Die Essenz seiner menschlichen Abenteuer, seiner geheimen Gedanken und seiner Weltsicht spiegeln sich in jeder Zeile, jeder Seite und jedem Kapitel dieses so einzigartigen Werks wider.

Das Resultat eines ganzen Lebens also, in dem Sven seine Leser nie hinters Licht geführt hat. Er hat sich mit seinem gesamten Wesen engagiert, physisch (er betrieb Kraftsport, wo immer ihm das möglich war) und intellektuell, und er hat zu jeder Zeit das Abenteuer des Menschseins ins Zentrum gestellt.

Andere Autoren haben von ihrer eigenen Odyssee über die Kontinente, ihrem Abstieg in die Hölle, ihren ersten Schritten in unerforschte Gebiete erzählt. Sven Lindqvist hingegen führt uns an andere Orte, indem er uns, wer immer wir sein mögen, mit uns selbst konfrontiert.

Er konfrontiert uns mit der wahren Geschichte des mörderischen Eurozentrismus und der völkermörderischen Herrschaft des europäischen Kontinents über den Rest der Welt sowie mit den Konsequenzen, die diese für das Leben und die Kulturen der Mehrheit der Menschen auf diesem Planeten gehabt haben. Es gibt nur wenige Autoren, denen dies auf so meisterliche, tiefgehende, ergreifende und persönliche Art gelungen ist.

Svens Prosa und Poesie hinterlassen beim Leser, ganz gleich, um wen es sich handelt, tiefe Spuren. Er erschüttert uns, zutiefst und im Wesen, weil sein Werk zugleich das Hier und das Anderswo, das Selbst und den Anderen, das Zentrum und die Peripherie anvisiert. Er zieht Folgerungen, die unmöglich ignoriert werden können.

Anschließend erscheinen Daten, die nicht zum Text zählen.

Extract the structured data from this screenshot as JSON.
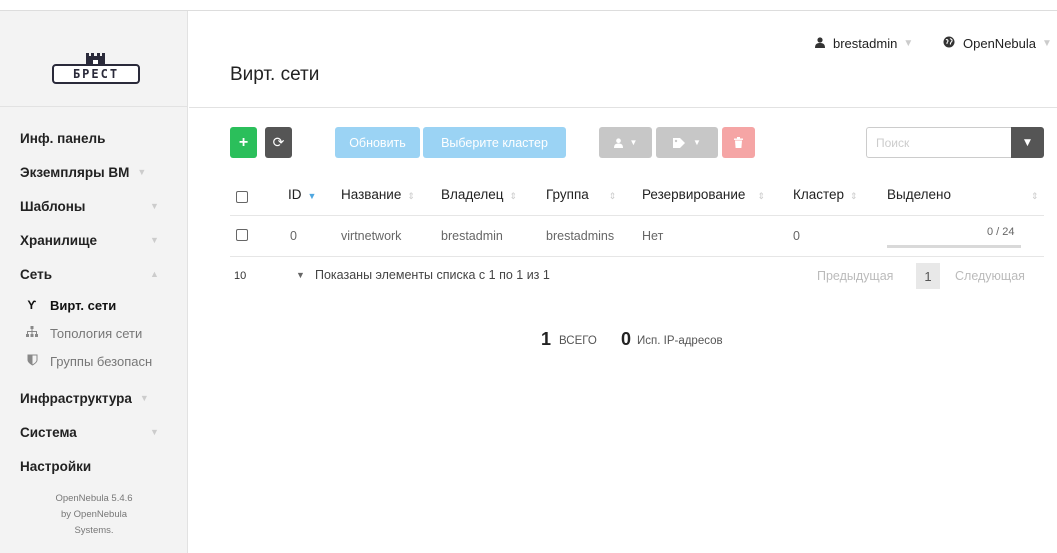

Man bleibt von ihm nicht unversehrt.

Und es ist diese einzigartige Herangehensweise, die mich gleich bei meiner ersten Begegnung mit Sven aufgewühlt hat, als ich dank des Hinweises eines befreundeten Verlegers sein Buch entdeckte. Ich habe dabei ein ganz seltenes Beben verspürt, das nur wenige Werke dieser Art und zu diesem Thema in mir auslösen können. Ich empfand, über den Altersunterschied, die Entfernung, die anderen Erfahrungen hinweg, eine bis dahin unbekannte Nähe, die mich sofort magnetisch anzog. Eine »humanistische Identität«, die sich mir unmittelbar mitgeteilt hat.

An diesem Punkt hat meine Freundschaft mit Sven begonnen. Ich musste ihm überhaupt nichts erklären, geschweige denn mich selbst. Genauso, wie ich sofort verstanden habe, warum er sprach, wie er sprach, und vor allem, warum er so LEBTE und leben wollte.

Diese Gemeinsamkeit des Schicksals, der Ziele, der Suche und des Blicks auf die Welt ist selten genug, um als unwahrscheinlich betrachtet zu werden. Aber dennoch waren diese wenigen Jahre, die er dann noch lebte, die Zeit einer Freundschaft von außerordentlicher und, paradoxerweise, beruhigender Intensität.

Er hatte sein Werk vollendet und ging in dem Wissen, dass es fortgesetzt werden würde.

Rottet die Bestien aus! ist in Wirklichkeit eine Geschichte des Kapitalismus. Dieses Buch verfolgt die Eroberungen seit der Ära der sogenannten Doktrin der Entdeckung, die von dem, was der Historiker Sven Beckert in seinem Werk King Cotton. Eine Geschichte des globalen Kapitalismus als Epoche des »Kriegskapitalismus«* bezeichnet hat (*Sven Beckert, King Cotton. Eine Geschichte des globalen Kapitalismus. München: Verlag C. H. Beck 2014.) bis zu unserer heutigen Gesellschaft führten, der Karikatur eines wahnsinnigen Finanzkapitalismus, der global geworden ist und keinerlei Grenzen kennt. Es erzählt die Geschichte einer imperialen Eroberung, die alles auf ihrem Weg zerstören und in die Völkermorde des 20. Jahrhunderts münden wird; ein Blutbad, das auf den beiden »amerikanischen« Kontinenten begonnen hat, auf denen innerhalb von weniger als einem Jahrhundert 90 Millionen Menschen ausgerottet wurden. Dennoch behaupten gewisse Politiker in den Vereinigten Staaten heute immer noch, dieses Land sei ursprünglich »unberührt« und menschenleer gewesen.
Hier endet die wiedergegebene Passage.